Dalam lima tahun terakhir dengan begitu besarnya tekanan menyoroti masalah tenaga kerja , banyak sekali kemajuan yang sudah dicapai. “Dalam hal gender kita baru belajar bagaimana memahaminya. Sedang pekerja anak sangat dilarang,” katanya.
Harus dibedakan kasus dengan kondisi secara umum. Kalau terjadi maka instrumennya adalah pengawasan dan penegakan hukum oleh pemerintah. Masalah pekerja perempuan ini tidak bisa dipandang secara hitam putih begitu saja tetapi ada dimensi lain yaitu budaya (kearifan lokal).
“Di beberapa daerah tidak ada perempuan yang mau menjadi karyawan tetap perkebunan, karena terikat harus masuk jam berapa, bekerja sekian jam, pulang jam berapa. Mereka bekerja kalau lagi butuh saja. Maka instrumen yang digunakan sesuai hukum adalah buruh harian lepas,” kata Sumarjono.
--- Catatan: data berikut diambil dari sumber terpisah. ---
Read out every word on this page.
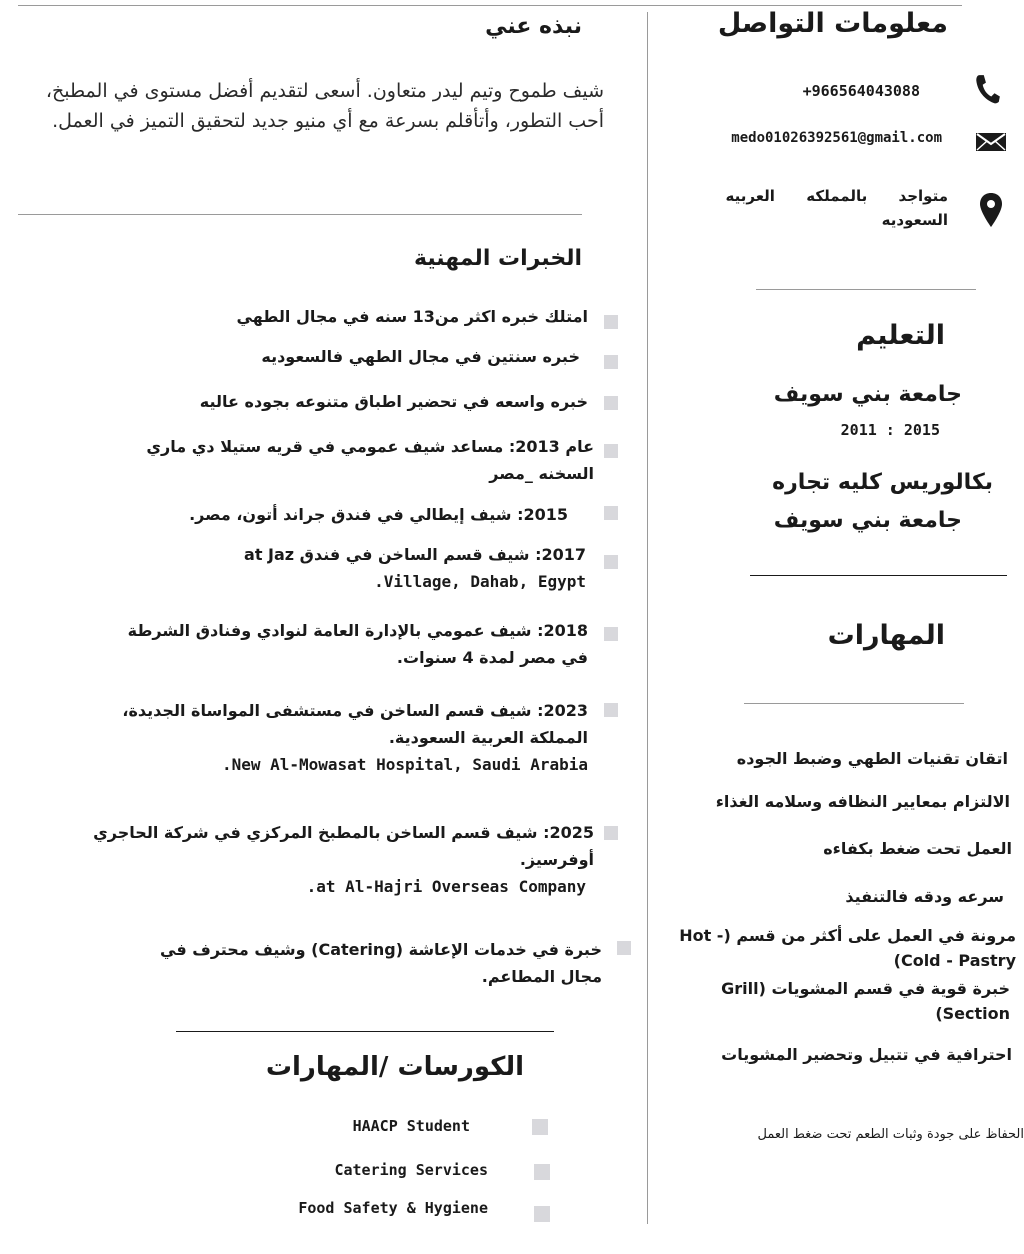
معلومات التواصل
+966564043088
medo01026392561@gmail.com
متواجد      بالمملكه      العربيه السعوديه
التعليم
جامعة بني سويف
2011 : 2015
بكالوريس كليه تجاره
جامعة بني سويف
المهارات
اتقان تقنيات الطهي وضبط الجوده
الالتزام بمعايير النظافه وسلامه الغذاء
العمل تحت ضغط بكفاءه
سرعه ودقه فالتنفيذ
مرونة في العمل على أكثر من قسم (Hot - Cold - Pastry)
خبرة قوية في قسم المشويات (Grill Section)
احترافية في تتبيل وتحضير المشويات
الحفاظ على جودة وثبات الطعم تحت ضغط العمل
نبذه عني
شيف طموح وتيم ليدر متعاون. أسعى لتقديم أفضل مستوى في المطبخ، أحب التطور، وأتأقلم بسرعة مع أي منيو جديد لتحقيق التميز في العمل.
الخبرات المهنية
امتلك خبره اكثر من13 سنه في مجال الطهي
خبره سنتين في مجال الطهي فالسعوديه
خبره واسعه في تحضير اطباق متنوعه بجوده عاليه
عام 2013: مساعد شيف عمومي في قريه ستيلا دي ماري
السخنه _مصر
2015: شيف إيطالي في فندق جراند أتون، مصر.
2017: شيف قسم الساخن في فندق at Jaz
Village, Dahab, Egypt.
2018: شيف عمومي بالإدارة العامة لنوادي وفنادق الشرطة
في مصر لمدة 4 سنوات.
2023: شيف قسم الساخن في مستشفى المواساة الجديدة،
المملكة العربية السعودية.
New Al-Mowasat Hospital, Saudi Arabia.
2025: شيف قسم الساخن بالمطبخ المركزي في شركة الحاجري
أوفرسيز.
at Al-Hajri Overseas Company.
خبرة في خدمات الإعاشة (Catering) وشيف محترف في
مجال المطاعم.
الكورسات /المهارات
HAACP Student
Catering Services
Food Safety & Hygiene
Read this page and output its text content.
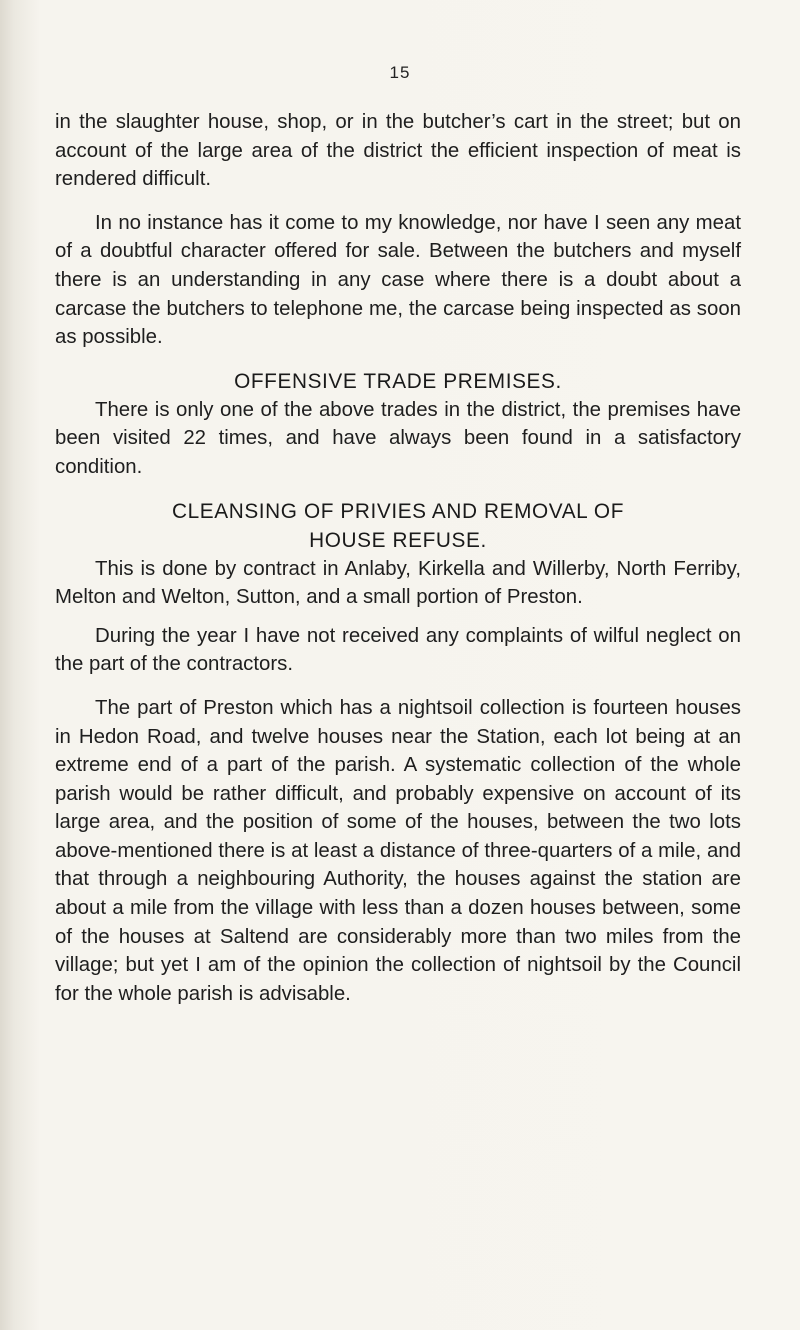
15

in the slaughter house, shop, or in the butcher’s cart in the street; but on account of the large area of the district the efficient inspection of meat is rendered difficult.

In no instance has it come to my knowledge, nor have I seen any meat of a doubtful character offered for sale. Between the butchers and myself there is an understanding in any case where there is a doubt about a carcase the butchers to telephone me, the carcase being inspected as soon as possible.

OFFENSIVE TRADE PREMISES.

There is only one of the above trades in the district, the premises have been visited 22 times, and have always been found in a satisfactory condition.

CLEANSING OF PRIVIES AND REMOVAL OF
HOUSE REFUSE.

This is done by contract in Anlaby, Kirkella and Willerby, North Ferriby, Melton and Welton, Sutton, and a small portion of Preston.

During the year I have not received any complaints of wilful neglect on the part of the contractors.

The part of Preston which has a nightsoil collection is fourteen houses in Hedon Road, and twelve houses near the Station, each lot being at an extreme end of a part of the parish. A systematic collection of the whole parish would be rather difficult, and probably expensive on account of its large area, and the position of some of the houses, between the two lots above-mentioned there is at least a distance of three-quarters of a mile, and that through a neighbouring Authority, the houses against the station are about a mile from the village with less than a dozen houses between, some of the houses at Saltend are considerably more than two miles from the village; but yet I am of the opinion the collection of nightsoil by the Council for the whole parish is advisable.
Praktek baik yang sudah dilakukan GAPKI adalah mempromosikan konsep pekerja layak bekerjasama dengan serikat pekerja; mempromosikan dan mensosialisasikan Children right and business principles kepada anggota; pembuatan film perlindungan pekerja perempuan; penelitian tentang pengelolaan buruh perempuan di Lampung; tergabung dalam PAACLA menentang pekerja anak pada sektor industri; sedang dalam proses penyusunan buku panduan pengelolaan buruh perempuan .
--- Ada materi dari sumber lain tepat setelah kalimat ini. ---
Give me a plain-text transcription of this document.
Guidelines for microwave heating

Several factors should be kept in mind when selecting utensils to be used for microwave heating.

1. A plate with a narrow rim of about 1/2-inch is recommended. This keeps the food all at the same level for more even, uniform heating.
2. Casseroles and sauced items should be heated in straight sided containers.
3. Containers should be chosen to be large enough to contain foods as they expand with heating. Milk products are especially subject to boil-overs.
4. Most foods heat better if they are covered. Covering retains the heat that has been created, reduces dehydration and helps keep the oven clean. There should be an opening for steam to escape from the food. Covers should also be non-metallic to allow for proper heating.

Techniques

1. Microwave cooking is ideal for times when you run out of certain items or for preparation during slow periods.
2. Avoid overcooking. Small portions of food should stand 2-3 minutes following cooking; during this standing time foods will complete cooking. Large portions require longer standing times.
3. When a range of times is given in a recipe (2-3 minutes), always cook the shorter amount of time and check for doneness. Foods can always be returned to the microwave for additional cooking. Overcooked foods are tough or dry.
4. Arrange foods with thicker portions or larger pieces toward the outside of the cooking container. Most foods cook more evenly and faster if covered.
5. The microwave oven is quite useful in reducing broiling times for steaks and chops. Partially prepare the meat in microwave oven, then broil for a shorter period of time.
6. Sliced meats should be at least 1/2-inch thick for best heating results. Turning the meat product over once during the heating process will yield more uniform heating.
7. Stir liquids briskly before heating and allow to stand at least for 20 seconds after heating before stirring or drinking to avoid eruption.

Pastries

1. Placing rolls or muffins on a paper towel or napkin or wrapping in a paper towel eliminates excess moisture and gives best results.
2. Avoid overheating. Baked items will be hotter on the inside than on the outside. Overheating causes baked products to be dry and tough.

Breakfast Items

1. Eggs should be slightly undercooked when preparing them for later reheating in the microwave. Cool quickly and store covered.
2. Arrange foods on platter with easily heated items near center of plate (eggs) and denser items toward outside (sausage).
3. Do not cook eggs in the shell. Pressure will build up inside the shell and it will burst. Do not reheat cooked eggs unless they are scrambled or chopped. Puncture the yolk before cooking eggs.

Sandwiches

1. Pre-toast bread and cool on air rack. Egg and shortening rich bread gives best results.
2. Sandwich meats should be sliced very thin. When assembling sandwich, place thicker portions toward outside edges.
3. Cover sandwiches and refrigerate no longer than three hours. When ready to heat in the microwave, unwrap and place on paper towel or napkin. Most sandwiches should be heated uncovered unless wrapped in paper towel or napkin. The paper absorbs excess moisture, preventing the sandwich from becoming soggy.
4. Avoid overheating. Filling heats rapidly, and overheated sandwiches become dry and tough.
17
Sedang ditingkat perusahaan melarang segala bentuk kerja paksa, profil karyawan tersedia di HR system; secara proaktif memastikan tidak ada pekerja anak dalam setiap setiap kegiatan operasional; penyediaan fasilitas kesehatan, pendidikan dan penitipan anak; pembentukan komite gender; penerapan sanksi dan sosialisasi larangan melalui rambu-rambu.
Rafail Walangitan, Asisten Deputi Perlindungan Hak Perempuan Dalam Ketenagakerjaan, Kementerian Pemberdayaan Perempuan dan Perlindungan Anak mengutip Koalisi Buruh Sawit menyebutkan setidaknya ada 18 juta buruh perkebunan sawit dan setengahnya adalah buruh perempuan. Sebagian besar merupakan pekerja prekariat atau Buruh Harian Lepas.
Penurunan kekerasan terhadap perempuan dan anak merupakan salah satu program proritas KemenPPA. Salah satu solusi KemenPPA adalah menginisiasi pembentukan Rumah Perlindungan Pekerja Perempuan di Tempat Kerja (RP3). RP3 sudah dibangun di beberapa kawasan industri dan tahun 2020 ini khusus sawit akan dibangun di Kutai Kartanegara, sebab di daerah itu banyak sekali perkebunan kelapa sawit. Sedang di Sumatera Utara khusus pertanian juga termasuk kelapa sawit.